Trump’s primitive understanding of political leadership is rooted in the concept of Das Fuhrerprinzip; a German phrase that roughly translates as “The Leader Principle.” It is an autocratic legal philosophy that found its zenith in the totalitarian bureaucracy of the Nazi Third Reich.

Werner Best, the Gestapo’s legal adviser, explained Das Fuhrerprinzip in the 1940 edition of his book “Die Deutsche Polizei” (“The German Police”). According to Best, any form of pre‐​existing law “which governs the actions of the authorities is not regarded as law” since “(t)he will of the leaders, in whatever form … administers law” and therefore alters all valid law.

“As long as the police carries out the will of the leadership,” Best wrote, “it is acting legally.”

The day after the Fox News debate, Trump’s campaign quickly backtracked from his insistence that the military will follow his illegal orders.
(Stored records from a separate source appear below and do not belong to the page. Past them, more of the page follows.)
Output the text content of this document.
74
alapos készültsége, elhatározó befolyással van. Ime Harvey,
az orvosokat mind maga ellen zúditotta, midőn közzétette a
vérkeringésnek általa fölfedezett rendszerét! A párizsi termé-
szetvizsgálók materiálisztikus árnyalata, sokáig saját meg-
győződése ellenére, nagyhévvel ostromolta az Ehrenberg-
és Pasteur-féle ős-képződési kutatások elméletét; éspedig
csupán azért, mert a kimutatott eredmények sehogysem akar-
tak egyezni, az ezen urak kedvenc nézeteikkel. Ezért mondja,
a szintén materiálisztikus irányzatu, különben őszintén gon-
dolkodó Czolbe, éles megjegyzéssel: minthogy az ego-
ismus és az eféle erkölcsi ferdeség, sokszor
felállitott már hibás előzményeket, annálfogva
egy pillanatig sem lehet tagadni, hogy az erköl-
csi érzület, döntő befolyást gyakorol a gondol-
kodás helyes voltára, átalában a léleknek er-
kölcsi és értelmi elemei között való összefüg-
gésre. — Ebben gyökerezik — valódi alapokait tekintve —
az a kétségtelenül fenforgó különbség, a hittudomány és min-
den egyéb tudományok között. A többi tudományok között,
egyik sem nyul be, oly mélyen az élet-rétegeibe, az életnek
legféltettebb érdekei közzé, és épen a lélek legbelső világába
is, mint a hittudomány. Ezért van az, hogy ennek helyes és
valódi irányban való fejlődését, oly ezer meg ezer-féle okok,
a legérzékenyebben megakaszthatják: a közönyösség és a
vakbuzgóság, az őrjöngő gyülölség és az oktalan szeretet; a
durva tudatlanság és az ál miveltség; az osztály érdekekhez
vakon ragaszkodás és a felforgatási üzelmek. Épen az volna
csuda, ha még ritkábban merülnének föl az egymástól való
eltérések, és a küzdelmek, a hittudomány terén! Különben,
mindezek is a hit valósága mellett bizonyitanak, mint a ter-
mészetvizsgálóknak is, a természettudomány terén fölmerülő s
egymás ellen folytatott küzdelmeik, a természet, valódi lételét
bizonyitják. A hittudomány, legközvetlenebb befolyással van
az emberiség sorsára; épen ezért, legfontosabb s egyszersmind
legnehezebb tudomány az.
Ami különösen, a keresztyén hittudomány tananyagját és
The campaign issued a written statement that possessed a logical coherence uncharacteristic of Trump’s typical verbalized thought process.

“I will not order a military officer to disobey the law,” the statement read. “It is clear that as president I will be bound by laws just like all Americans and I will meet those responsibilities.”

But just a day later Trump was at it again, making statements that he would follow the law, but would also seek to broaden, expand and open up those laws to allow him to do those things that are now illegal.

Many intelligent people discount any comparisons with the rise of the Nazi party in Germany. They argue that Donald Trump’s campaign promises are nothing more than pragmatic bluster that will be abandoned if he is elected president. Others argue that the U.S. is not Weimar Germany and that the checks and balances unique to our Constitution would prevent what happened in Germany from happening here.

Former U.S. Senator Jim Webb has said: “If you’re voting for Donald Trump, you may get something very good or very bad.” Which begs a question. Why gamble? Especially with something as important as the Bill of Rights?

Even highly educated people can have bad political instincts. “There is no reason for despair,” professor Albert Einstein told the press, when asked to comment on the Nazis’ 1930 electoral victories that gave them only 18 percent of the popular vote.

Less than three years later — after the Nazis obtained a solid plurality of over 30 percent of the vote — Einstein was in exile in Brussels when he renounced his German citizenship.